Table 6 Comparative clinical features of complex regional pain syndrome (CRPS), regional pain syndrome, and fibromyalgia

	CRPS Budapest 2003^Citation22	Regional pain syndrome	Fibromyalgia
Pain distribution	Regional	Regional	Wide-spread
Sensory	✓✓	✓	✓
Vascular	✓✓	✓	✓
Edema/sweating	✓✓	✓	✓
Motor/trophic	✓✓	✓	✓
Emotional distress	✓	✓	✓
Exclude explanatory pathology	✓	✓	✓

Notes: ✓= present, ✓✓ = present and more marked.

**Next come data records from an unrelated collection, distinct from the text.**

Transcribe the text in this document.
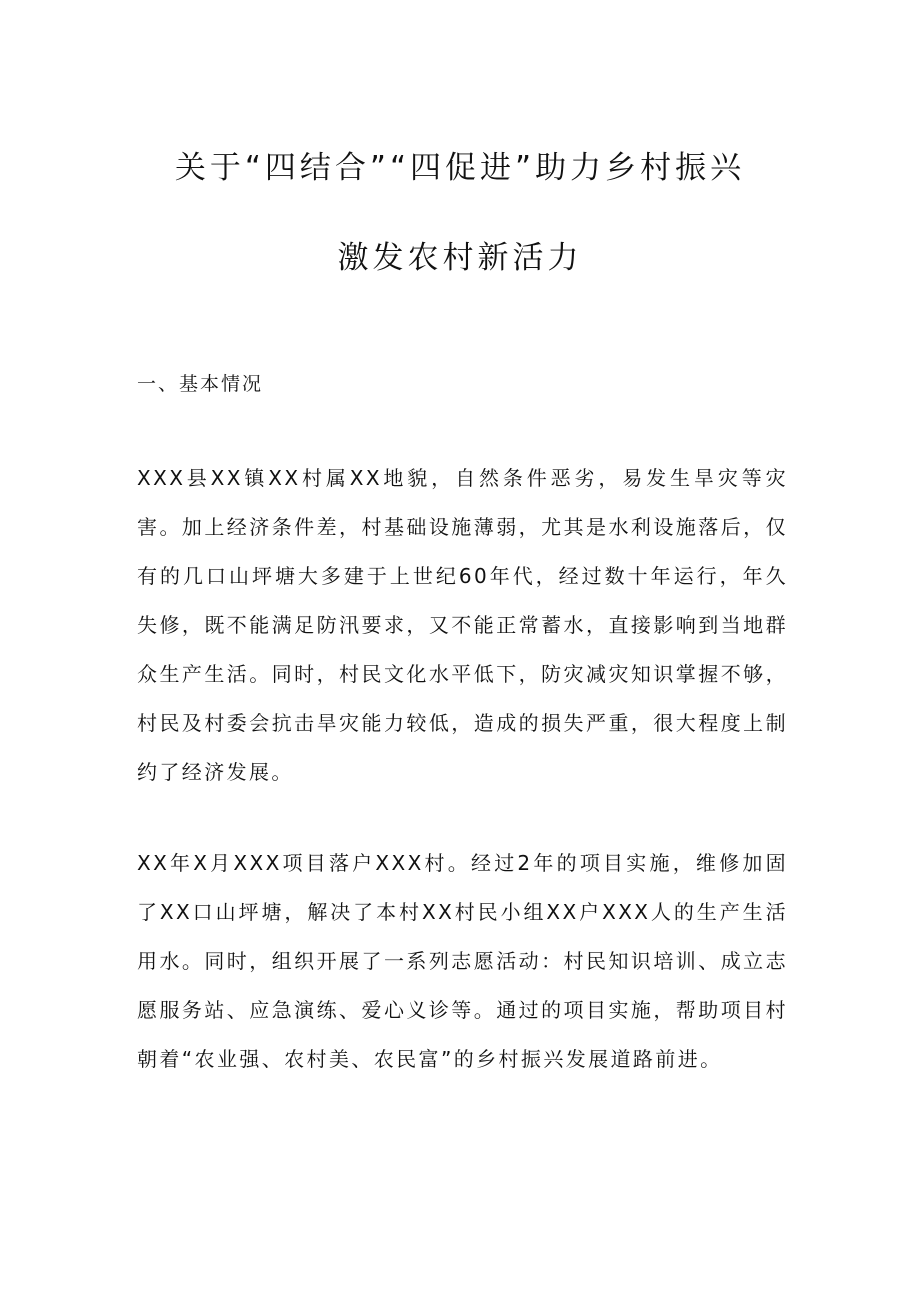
关于“四结合”“四促进”助力乡村振兴
激发农村新活力
一、基本情况

XXX县XX镇XX村属XX地貌，自然条件恶劣，易发生旱灾等灾害。加上经济条件差，村基础设施薄弱，尤其是水利设施落后，仅有的几口山坪塘大多建于上世纪60年代，经过数十年运行，年久失修，既不能满足防汛要求，又不能正常蓄水，直接影响到当地群众生产生活。同时，村民文化水平低下，防灾减灾知识掌握不够，村民及村委会抗击旱灾能力较低，造成的损失严重，很大程度上制约了经济发展。

XX年X月XXX项目落户XXX村。经过2年的项目实施，维修加固了XX口山坪塘，解决了本村XX村民小组XX户XXX人的生产生活用水。同时，组织开展了一系列志愿活动：村民知识培训、成立志愿服务站、应急演练、爱心义诊等。通过的项目实施，帮助项目村朝着“农业强、农村美、农民富”的乡村振兴发展道路前进。
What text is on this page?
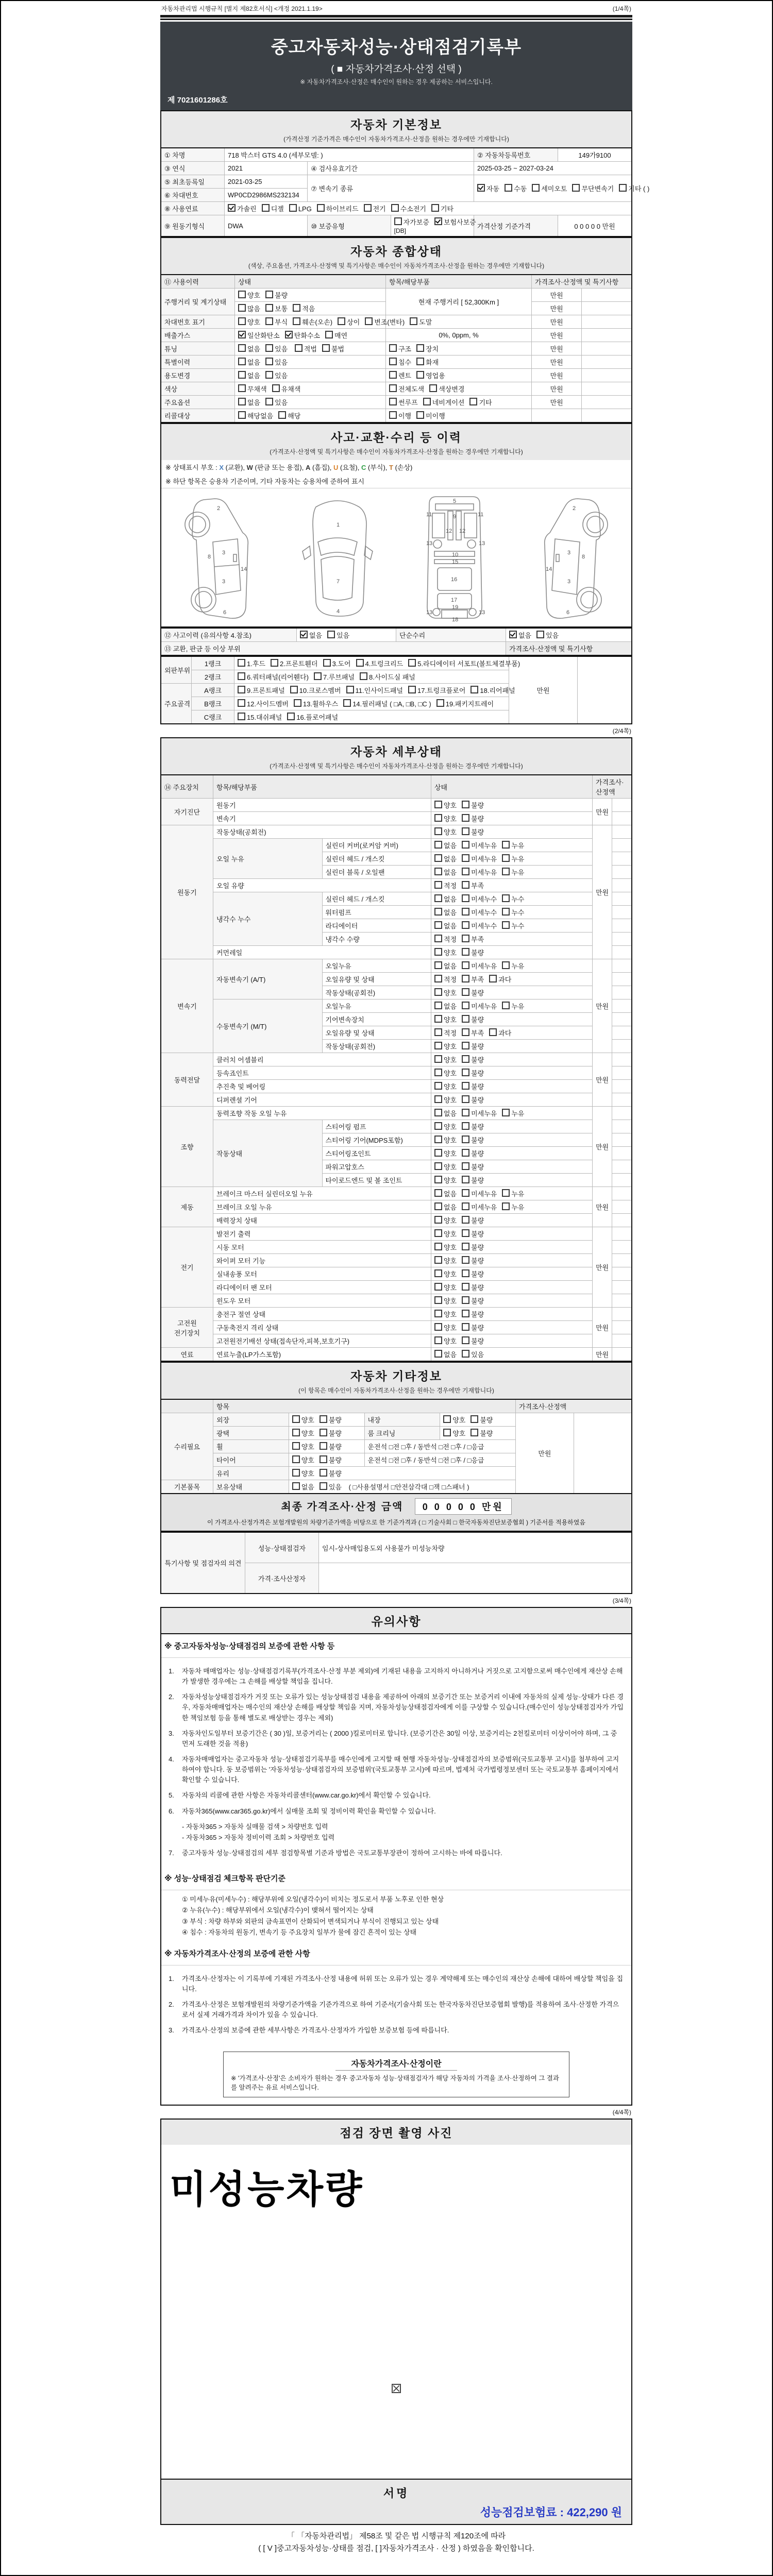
자동차관리법 시행규칙 [별지 제82호서식] <개정 2021.1.19>	(1/4쪽)
중고자동차성능·상태점검기록부
( ■ 자동차가격조사·산정 선택 )
※ 자동차가격조사·산정은 매수인이 원하는 경우 제공하는 서비스입니다.
제 7021601286호
자동차 기본정보
(가격산정 기준가격은 매수인이 자동차가격조사·산정을 원하는 경우에만 기재합니다)
① 차명	718 박스터 GTS 4.0 (세부모델: )			② 자동차등록번호	149가9100
③ 연식	2021	④ 검사유효기간		2025-03-25 ~ 2027-03-24	
⑤ 최초등록일	2021-03-25	⑦ 변속기 종류		자동 수동 세미오토 무단변속기 기타 ( )	
⑥ 차대번호	WP0CD2986MS232134				
⑧ 사용연료	가솔린 디젤 LPG 하이브리드 전기 수소전기 기타				
⑨ 원동기형식	DWA	⑩ 보증유형	자가보증 보험사보증 [DB]	가격산정 기준가격	0 0 0 0 0 만원
자동차 종합상태
(색상, 주요옵션, 가격조사·산정액 및 특기사항은 매수인이 자동차가격조사·산정을 원하는 경우에만 기재합니다)
⑪ 사용이력	상태	항목/해당부품	가격조사·산정액 및 특기사항	
주행거리 및 계기상태	양호 불량	현재 주행거리 [ 52,300Km ]	만원	
	많음 보통 적음		만원	
차대번호 표기	양호 부식 훼손(오손) 상이 변조(변타) 도말		만원	
배출가스	일산화탄소 탄화수소 매연	0%, 0ppm, %	만원	
튜닝	없음 있음 적법 불법	구조 장치	만원	
특별이력	없음 있음	침수 화재	만원	
용도변경	없음 있음	렌트 영업용	만원	
색상	무채색 유채색	전체도색 색상변경	만원	
주요옵션	없음 있음	썬루프 네비게이션 기타	만원	
리콜대상	해당없음 해당	이행 미이행		
사고·교환·수리 등 이력
(가격조사·산정액 및 특기사항은 매수인이 자동차가격조사·산정을 원하는 경우에만 기재합니다)
※ 상태표시 부호 : X (교환), W (판금 또는 용접), A (흠집), U (요철), C (부식), T (손상)
※ 하단 항목은 승용차 기준이며, 기타 자동차는 승용차에 준하여 표시
2
3
3
6
8
14
1
7
4
5
11	11
9
13	13
12 12
10
15
16
13	13
19
17
18
2
3
3
6
8
14
⑫ 사고이력 (유의사항 4.참조)	없음 있음	단순수리	없음 있음
⑬ 교환, 판금 등 이상 부위			가격조사·산정액 및 특기사항
외판부위	1랭크	1.후드 2.프론트휀더 3.도어 4.트렁크리드 5.라디에이터 서포트(볼트체결부품)	만원	
	2랭크	6.쿼터패널(리어휀다) 7.루브패널 8.사이드실 패널		
주요골격	A랭크	9.프론트패널 10.크로스멤버 11.인사이드패널 17.트렁크플로어 18.리어패널		
	B랭크	12.사이드멤버 13.휠하우스 14.필러패널 ( □A, □B, □C ) 19.패키지트레이		
	C랭크	15.대쉬패널 16.플로어패널		
(2/4쪽)
자동차 세부상태
(가격조사·산정액 및 특기사항은 매수인이 자동차가격조사·산정을 원하는 경우에만 기재합니다)
⑭ 주요장치	항목/해당부품		상태	가격조사·산정액	
자기진단	원동기		양호 불량	만원	
	변속기		양호 불량		
원동기	작동상태(공회전)		양호 불량	만원	
	오일 누유	실린더 커버(로커암 커버)	없음 미세누유 누유		
		실린더 헤드 / 개스킷	없음 미세누유 누유		
		실린더 블록 / 오일팬	없음 미세누유 누유		
	오일 유량		적정 부족		
	냉각수 누수	실린더 헤드 / 개스킷	없음 미세누수 누수		
		워터펌프	없음 미세누수 누수		
		라디에이터	없음 미세누수 누수		
		냉각수 수량	적정 부족		
	커먼레일		양호 불량		
변속기	자동변속기 (A/T)	오일누유	없음 미세누유 누유	만원	
		오일유량 및 상태	적정 부족 과다		
		작동상태(공회전)	양호 불량		
	수동변속기 (M/T)	오일누유	없음 미세누유 누유		
		기어변속장치	양호 불량		
		오일유량 및 상태	적정 부족 과다		
		작동상태(공회전)	양호 불량		
동력전달	클러치 어셈블리		양호 불량	만원	
	등속죠인트		양호 불량		
	추진축 및 베어링		양호 불량		
	디퍼렌셜 기어		양호 불량		
조향	동력조향 작동 오일 누유		없음 미세누유 누유	만원	
	작동상태	스티어링 펌프	양호 불량		
		스티어링 기어(MDPS포함)	양호 불량		
		스티어링조인트	양호 불량		
		파워고압호스	양호 불량		
		타이로드엔드 및 볼 조인트	양호 불량		
제동	브레이크 마스터 실린더오일 누유		없음 미세누유 누유	만원	
	브레이크 오일 누유		없음 미세누유 누유		
	배력장치 상태		양호 불량		
전기	발전기 출력		양호 불량	만원	
	시동 모터		양호 불량		
	와이퍼 모터 기능		양호 불량		
	실내송풍 모터		양호 불량		
	라디에이터 팬 모터		양호 불량		
	윈도우 모터		양호 불량		
고전원 전기장치	충전구 절연 상태		양호 불량	만원	
	구동축전지 격리 상태		양호 불량		
	고전원전기배선 상태(접속단자,피복,보호기구)		양호 불량		
연료	연료누출(LP가스포함)		없음 있음	만원	
자동차 기타정보
(이 항목은 매수인이 자동차가격조사·산정을 원하는 경우에만 기재합니다)
	항목				가격조사·산정액	
수리필요	외장	양호 불량	내장	양호 불량	만원	
	광택	양호 불량	룸 크리닝	양호 불량		
	휠	양호 불량	운전석 □전 □후 / 동반석 □전 □후 / □응급			
	타이어	양호 불량	운전석 □전 □후 / 동반석 □전 □후 / □응급			
	유리	양호 불량				
기본품목	보유상태	없음 있음 ( □사용설명서 □안전삼각대 □잭 □스패너 )				
최종 가격조사·산정 금액 0 0 0 0 0 만원
이 가격조사·산정가격은 보험개발원의 차량기준가액을 비탕으로 한 기준가격과 ( □ 기술사회 □ 한국자동차진단보증협회 ) 기준서를 적용하였음
특기사항 및 점검자의 의견	성능·상태점검자	임시-상사매입용도외 사용불가 미성능차량
	가격·조사산정자	
(3/4쪽)
유의사항
※ 중고자동차성능·상태점검의 보증에 관한 사항 등
1.	자동차 매매업자는 성능·상태점검기록부(가격조사·산정 부분 제외)에 기재된 내용을 고지하지 아니하거나 거짓으로 고지함으로써 매수인에게 재산상 손해가 발생한 경우에는 그 손해를 배상할 책임을 집니다.
2.	자동차성능상태점검자가 거짓 또는 오류가 있는 성능상태점검 내용을 제공하여 아래의 보증기간 또는 보증거리 이내에 자동차의 실제 성능·상태가 다른 경우, 자동차매매업자는 매수인의 재산상 손해를 배상할 책임을 지며, 자동차성능상태점검자에게 이를 구상할 수 있습니다.(매수인이 성능상태점검자가 가입한 책임보험 등을 통해 별도로 배상받는 경우는 제외)
3.	자동차인도일부터 보증기간은 ( 30 )일, 보증거리는 ( 2000 )킬로미터로 합니다. (보증기간은 30일 이상, 보증거리는 2천킬로미터 이상이어야 하며, 그 중 먼저 도래한 것을 적용)
4.	자동차매매업자는 중고자동차 성능·상태점검기록부를 매수인에게 고지할 때 현행 자동차성능·상태점검자의 보증범위(국토교통부 고시)를 첨부하여 고지하여야 합니다. 동 보증범위는 '자동차성능·상태점검자의 보증범위'(국토교통부 고시)에 따르며, 법제처 국가법령정보센터 또는 국토교통부 홈페이지에서 확인할 수 있습니다.
5.	자동차의 리콜에 관한 사항은 자동차리콜센터(www.car.go.kr)에서 확인할 수 있습니다.
6.	자동차365(www.car365.go.kr)에서 실매물 조회 및 정비이력 확인을 확인할 수 있습니다.
- 자동차365 > 자동차 실매물 검색 > 차량번호 입력
- 자동차365 > 자동차 정비이력 조회 > 차량번호 입력
7.	중고자동차 성능·상태점검의 세부 점검항목별 기준과 방법은 국토교통부장관이 정하여 고시하는 바에 따릅니다.
※ 성능·상태점검 체크항목 판단기준
① 미세누유(미세누수) : 해당부위에 오일(냉각수)이 비치는 정도로서 부품 노후로 인한 현상
② 누유(누수) : 해당부위에서 오일(냉각수)이 맺혀서 떨어지는 상태
③ 부식 : 차량 하부와 외판의 금속표면이 산화되어 변색되거나 부식이 진행되고 있는 상태
④ 침수 : 자동차의 원동기, 변속기 등 주요장치 일부가 물에 잠긴 흔적이 있는 상태
※ 자동차가격조사·산정의 보증에 관한 사항
1.	가격조사·산정자는 이 기록부에 기재된 가격조사·산정 내용에 허위 또는 오류가 있는 경우 계약해제 또는 매수인의 재산상 손해에 대하여 배상할 책임을 집니다.
2.	가격조사·산정은 보험개발원의 차량기준가액을 기준가격으로 하여 기준서(기술사회 또는 한국자동차진단보증협회 발행)를 적용하여 조사·산정한 가격으로서 실제 거래가격과 차이가 있을 수 있습니다.
3.	가격조사·산정의 보증에 관한 세부사항은 가격조사·산정자가 가입한 보증보험 등에 따릅니다.
자동차가격조사·산정이란
※ '가격조사·산정'은 소비자가 원하는 경우 중고자동차 성능·상태점검자가 해당 자동차의 가격을 조사·산정하여 그 결과를 알려주는 유료 서비스입니다.
(4/4쪽)
점검 장면 촬영 사진
미성능차량
서명
성능점검보험료 : 422,290 원
「 「자동차관리법」 제58조 및 같은 법 시행규칙 제120조에 따라
( [ V ]중고자동차성능·상태를 점검, [ ]자동차가격조사 · 산정 ) 하였음을 확인합니다.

There are common mechanisms involved in fibromyalgia and CRPS. These include a number of key neurophysiological mechanisms. The first is that of neuro-inflammation through release of inflammatory mediators predominantly from C-type fibers in the periphery.^41,42 These mediators include calcitonin gene related peptide, substance P, and neurokinin A, among others. These neuropeptides induce regional inflammation comprising vasodilatation, vascular permeability with regional edema, and egress of polymorphonuclear leukocytes. These substances also act to sensitize peripheral pain nerves thus enhancing allodynia. Additional effects involve the innate immune cells and adaptive immune cells. Neuro-inflammation is a key feature of both disorders but seems more intense in a regionalized fashion in CRPS. In both conditions there is significant abnormality in peripheral nociceptive nerve anatomy, particularly the C-fibers. There is decreased density of such fibers in both disorders.^3,43,44

Both disorders also exhibit evidence of central sensitization and both disorders show significant changes in central pain-related regions of the brain.^3,45 The parallels between fibromyalgia and CRPS lead one to indicate that the two disorders exist on the same spectrum. Improved understanding of the pathophysiology of CRPS will allow for better classification of CRPS.³

Comment

The literature on fibromyalgia, regional pain syndrome, and CRPS tend to ignore contributions and observations from each of the other entities. Divide and conquer in this setting does not work. Understanding and incorporation of knowledge from each of these clinically-defined disorders is likely to enhance classification of the whole group and hence improve understanding of these important and high impact chronic pain disorders.

Summary

Challenges exist in the terminology, definitions, and classification of CRPS. The progress made so far needs to be expanded through appreciation of the clinical features and pathophysiology of other similar and related chronic pain disorders. We suggest that better understanding and documentation of CRPS as a spectrum disorder rather than a dichotomous disorder will allow for earlier diagnosis and interventions with the likelihood of better prognosis.

Disclosure

The authors have no conflict of interest to disclose.